Veteran guard Sami Whitcomb — whose three-point prowess plummeted from 38.5% in 2023 to 29.2% in 2024 — signed a one-year deal with the Phoenix Mercury last week. The Storm offset that loss by reportedly reuniting with 37-year-old sniper Alysha Clark, who averaged 6.0 points and sank 37.3% of her threes in 40 games with the Aces in 2024.
But those are relatively minor moves.
It’s time for significant swings.
The Storm’s first priority should be UConn senior guard Paige Bueckers, a franchise building block in the upcoming WNBA draft. Though she lacks the generational ceiling of 2024 No. 1 pick Caitlin Clark, Bueckers ticks the Storm’s needed boxes nonetheless.

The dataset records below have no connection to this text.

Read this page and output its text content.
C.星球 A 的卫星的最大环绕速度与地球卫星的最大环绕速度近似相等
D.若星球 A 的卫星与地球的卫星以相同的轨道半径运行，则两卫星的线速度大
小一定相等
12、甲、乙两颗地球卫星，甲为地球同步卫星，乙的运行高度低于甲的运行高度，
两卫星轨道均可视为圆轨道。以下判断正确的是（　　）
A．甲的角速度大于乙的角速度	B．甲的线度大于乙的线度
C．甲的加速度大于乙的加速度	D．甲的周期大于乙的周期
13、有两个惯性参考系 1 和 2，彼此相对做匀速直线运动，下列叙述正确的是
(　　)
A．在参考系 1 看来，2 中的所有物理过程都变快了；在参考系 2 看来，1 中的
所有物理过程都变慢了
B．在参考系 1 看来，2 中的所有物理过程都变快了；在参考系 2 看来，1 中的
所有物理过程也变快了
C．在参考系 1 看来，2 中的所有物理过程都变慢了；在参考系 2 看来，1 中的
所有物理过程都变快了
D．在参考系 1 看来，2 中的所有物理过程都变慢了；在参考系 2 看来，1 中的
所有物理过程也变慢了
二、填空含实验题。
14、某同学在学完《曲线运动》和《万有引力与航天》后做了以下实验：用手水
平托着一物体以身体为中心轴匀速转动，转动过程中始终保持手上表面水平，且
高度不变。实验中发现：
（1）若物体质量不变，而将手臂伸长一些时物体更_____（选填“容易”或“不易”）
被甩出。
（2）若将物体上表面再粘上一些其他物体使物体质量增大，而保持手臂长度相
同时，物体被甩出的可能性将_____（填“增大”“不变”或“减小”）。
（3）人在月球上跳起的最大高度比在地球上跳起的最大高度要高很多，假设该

Namely, the 6-foot Bueckers would seamlessly slot into the hole Loyd left behind, providing playmaking (18.7 points and 4.4 assists per game in 2024) and accuracy from beyond the arc (42.3% in 107 college games). If necessary, Seattle should deal draft picks to Dallas — they also have picks 21, 29 and 34 in 2025, and three first-round picks in 2026 — to swap the first and second picks and bring Bueckers to Seattle.
A starting five featuring Diggins-Smith, Bueckers, Williams, Ogwumike and Magbegor would be as balanced as any in the league — combining Diggins-Smith and Ogwumike’s experience and leadership, Magbegor’s length and athleticism, Williams’ versatility and Bueckers’ playmaking to immediately contend. The Storm, who have only eight projected players, would need to add rotational depth to fill out their roster.

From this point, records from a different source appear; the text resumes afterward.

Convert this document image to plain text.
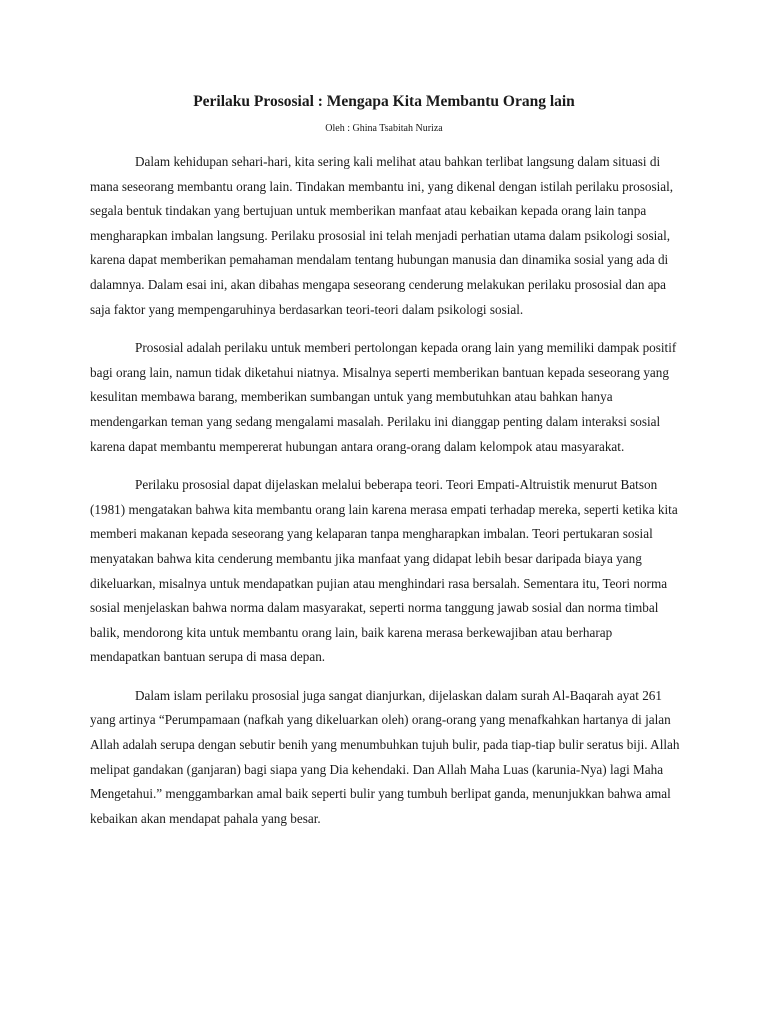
Perilaku Prososial : Mengapa Kita Membantu Orang lain

Oleh : Ghina Tsabitah Nuriza

Dalam kehidupan sehari-hari, kita sering kali melihat atau bahkan terlibat langsung dalam situasi di mana seseorang membantu orang lain. Tindakan membantu ini, yang dikenal dengan istilah perilaku prososial, segala bentuk tindakan yang bertujuan untuk memberikan manfaat atau kebaikan kepada orang lain tanpa mengharapkan imbalan langsung. Perilaku prososial ini telah menjadi perhatian utama dalam psikologi sosial, karena dapat memberikan pemahaman mendalam tentang hubungan manusia dan dinamika sosial yang ada di dalamnya. Dalam esai ini, akan dibahas mengapa seseorang cenderung melakukan perilaku prososial dan apa saja faktor yang mempengaruhinya berdasarkan teori-teori dalam psikologi sosial.

Prososial adalah perilaku untuk memberi pertolongan kepada orang lain yang memiliki dampak positif bagi orang lain, namun tidak diketahui niatnya. Misalnya seperti memberikan bantuan kepada seseorang yang kesulitan membawa barang, memberikan sumbangan untuk yang membutuhkan atau bahkan hanya mendengarkan teman yang sedang mengalami masalah. Perilaku ini dianggap penting dalam interaksi sosial karena dapat membantu mempererat hubungan antara orang-orang dalam kelompok atau masyarakat.

Perilaku prososial dapat dijelaskan melalui beberapa teori. Teori Empati-Altruistik menurut Batson (1981) mengatakan bahwa kita membantu orang lain karena merasa empati terhadap mereka, seperti ketika kita memberi makanan kepada seseorang yang kelaparan tanpa mengharapkan imbalan. Teori pertukaran sosial menyatakan bahwa kita cenderung membantu jika manfaat yang didapat lebih besar daripada biaya yang dikeluarkan, misalnya untuk mendapatkan pujian atau menghindari rasa bersalah. Sementara itu, Teori norma sosial menjelaskan bahwa norma dalam masyarakat, seperti norma tanggung jawab sosial dan norma timbal balik, mendorong kita untuk membantu orang lain, baik karena merasa berkewajiban atau berharap mendapatkan bantuan serupa di masa depan.

Dalam islam perilaku prososial juga sangat dianjurkan, dijelaskan dalam surah Al-Baqarah ayat 261 yang artinya “Perumpamaan (nafkah yang dikeluarkan oleh) orang-orang yang menafkahkan hartanya di jalan Allah adalah serupa dengan sebutir benih yang menumbuhkan tujuh bulir, pada tiap-tiap bulir seratus biji. Allah melipat gandakan (ganjaran) bagi siapa yang Dia kehendaki. Dan Allah Maha Luas (karunia-Nya) lagi Maha Mengetahui.” menggambarkan amal baik seperti bulir yang tumbuh berlipat ganda, menunjukkan bahwa amal kebaikan akan mendapat pahala yang besar.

But if Dallas declines to pass on Bueckers?
Plan B should be trading picks for firepower.
Take 28-year-old guard Marina Mabrey, who requested a trade from Connecticut on Wednesday. The 5-11 Mabrey averaged 14.4 points per game with the Sky and Sun last season, and is a career 36.5% three-point shooter. The Washington Mystics’ Ariel Atkins (14.9 points per game, 43.7% field goals, 35.7% three-point field goals in 2024) and the Atlanta Dream’s Allisha Gray (15.6 PPG, 40.3% FG, 34.2% 3FG) are logical trade targets as well.

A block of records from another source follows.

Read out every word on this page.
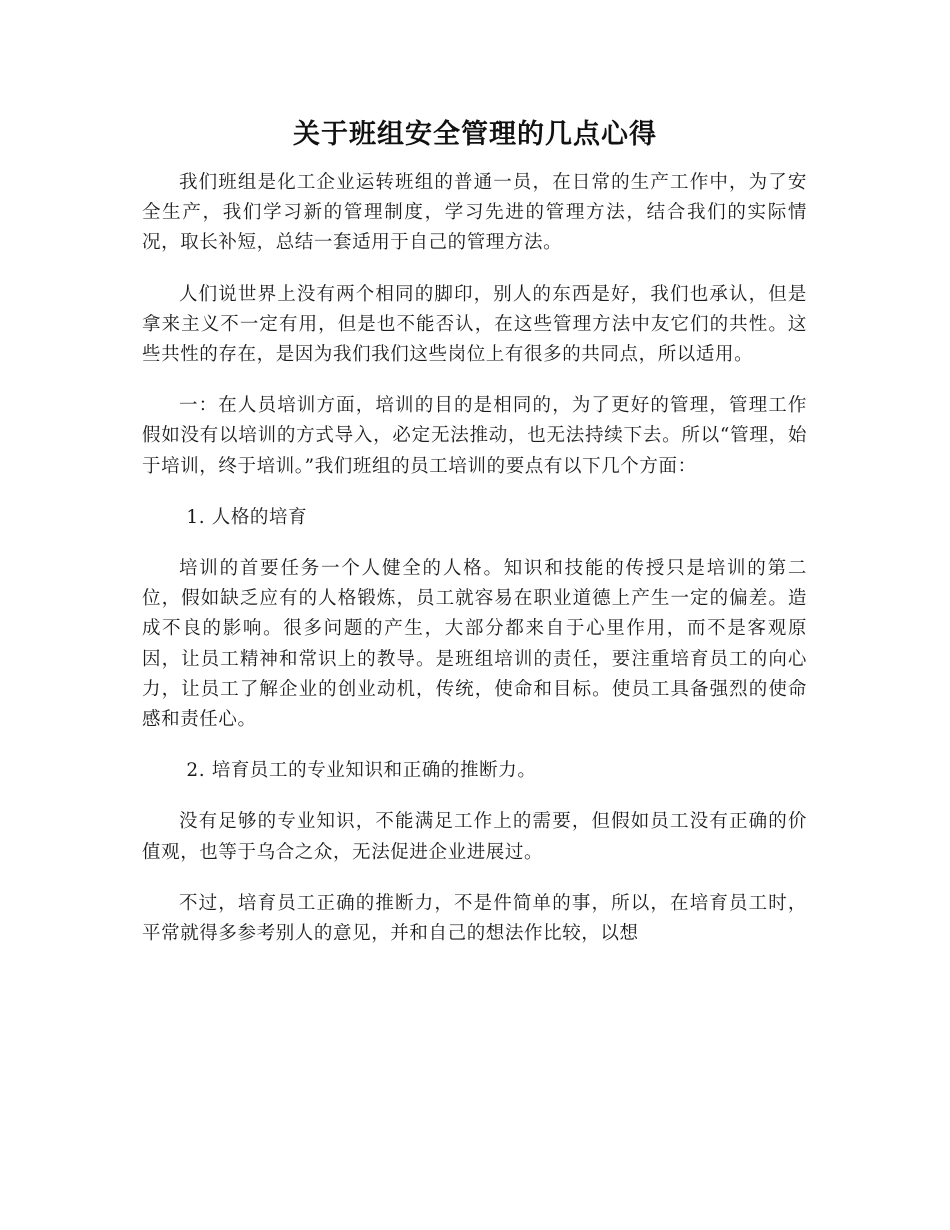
关于班组安全管理的几点心得

我们班组是化工企业运转班组的普通一员，在日常的生产工作中，为了安全生产，我们学习新的管理制度，学习先进的管理方法，结合我们的实际情况，取长补短，总结一套适用于自己的管理方法。

人们说世界上没有两个相同的脚印，别人的东西是好，我们也承认，但是拿来主义不一定有用，但是也不能否认，在这些管理方法中友它们的共性。这些共性的存在，是因为我们我们这些岗位上有很多的共同点，所以适用。

一：在人员培训方面，培训的目的是相同的，为了更好的管理，管理工作假如没有以培训的方式导入，必定无法推动，也无法持续下去。所以“管理，始于培训，终于培训。”我们班组的员工培训的要点有以下几个方面：

1. 人格的培育

培训的首要任务一个人健全的人格。知识和技能的传授只是培训的第二位，假如缺乏应有的人格锻炼，员工就容易在职业道德上产生一定的偏差。造成不良的影响。很多问题的产生，大部分都来自于心里作用，而不是客观原因，让员工精神和常识上的教导。是班组培训的责任，要注重培育员工的向心力，让员工了解企业的创业动机，传统，使命和目标。使员工具备强烈的使命感和责任心。

2. 培育员工的专业知识和正确的推断力。

没有足够的专业知识，不能满足工作上的需要，但假如员工没有正确的价值观，也等于乌合之众，无法促进企业进展过。

不过，培育员工正确的推断力，不是件简单的事，所以，在培育员工时，平常就得多参考别人的意见，并和自己的想法作比较，以想
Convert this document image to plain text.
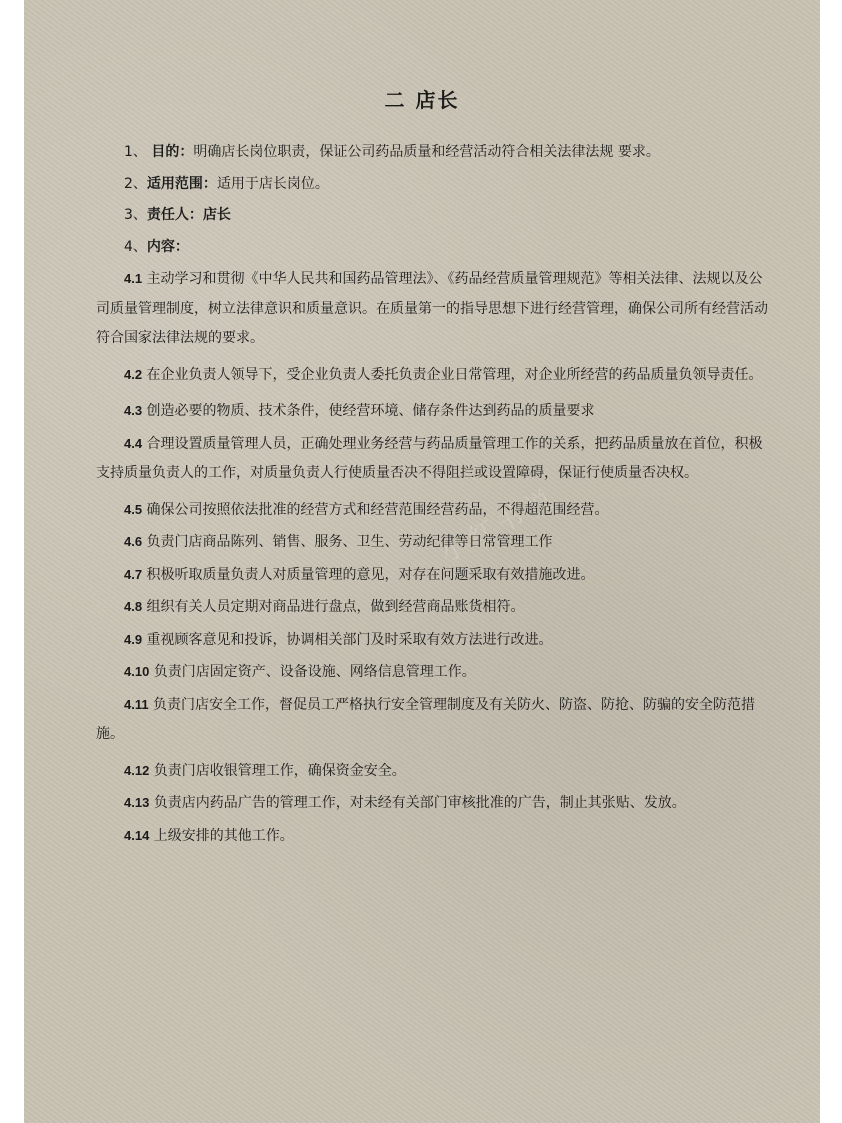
小红书说
二 店长

1、 目的：明确店长岗位职责，保证公司药品质量和经营活动符合相关法律法规 要求。

2、适用范围：适用于店长岗位。

3、责任人：店长

4、内容：

4.1 主动学习和贯彻《中华人民共和国药品管理法》、《药品经营质量管理规范》等相关法律、法规以及公司质量管理制度，树立法律意识和质量意识。在质量第一的指导思想下进行经营管理，确保公司所有经营活动符合国家法律法规的要求。

4.2 在企业负责人领导下，受企业负责人委托负责企业日常管理，对企业所经营的药品质量负领导责任。

4.3 创造必要的物质、技术条件，使经营环境、储存条件达到药品的质量要求

4.4 合理设置质量管理人员，正确处理业务经营与药品质量管理工作的关系，把药品质量放在首位，积极支持质量负责人的工作，对质量负责人行使质量否决不得阻拦或设置障碍，保证行使质量否决权。

4.5 确保公司按照依法批准的经营方式和经营范围经营药品，不得超范围经营。

4.6 负责门店商品陈列、销售、服务、卫生、劳动纪律等日常管理工作

4.7 积极听取质量负责人对质量管理的意见，对存在问题采取有效措施改进。

4.8 组织有关人员定期对商品进行盘点，做到经营商品账货相符。

4.9 重视顾客意见和投诉，协调相关部门及时采取有效方法进行改进。

4.10 负责门店固定资产、设备设施、网络信息管理工作。

4.11 负责门店安全工作，督促员工严格执行安全管理制度及有关防火、防盗、防抢、防骗的安全防范措施。

4.12 负责门店收银管理工作，确保资金安全。

4.13 负责店内药品广告的管理工作，对未经有关部门审核批准的广告，制止其张贴、发放。

4.14 上级安排的其他工作。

If the Storm remain in win-now mode — as a one-year deal with the 34-year-old Ogwumike suggests — dangling their four first-round picks in the next two drafts for proven guard play should take priority.
Whether they bring in Bueckers, Mabrey or anyone else, the “standard of excellence” — Quinn’s words — can’t be compromised. The goal remains to produce moments murals are made of.
Even without Loyd, Bird and Stewart, they don’t have time to waste.
“When I say I’m on borrowed time, it’s a sentiment I hold in my heart,” the 40-year-old Quinn said in September. “Because in the time that I have on this Earth, I’m going to show people who I am. I am a positive light. I am a hard worker. I will do my best for this organization. I have pride for this city. I have pride for this team. I have pride for my players. I have pride for my staff. I have pride for my family, to give them what they’ve given me — a lot of love and support. I have pride in that.
“So I don’t want to waste time. I don’t want to waste moments. I want to win. I want to show everybody I’m a winner, and for everybody to have that same sentiment.”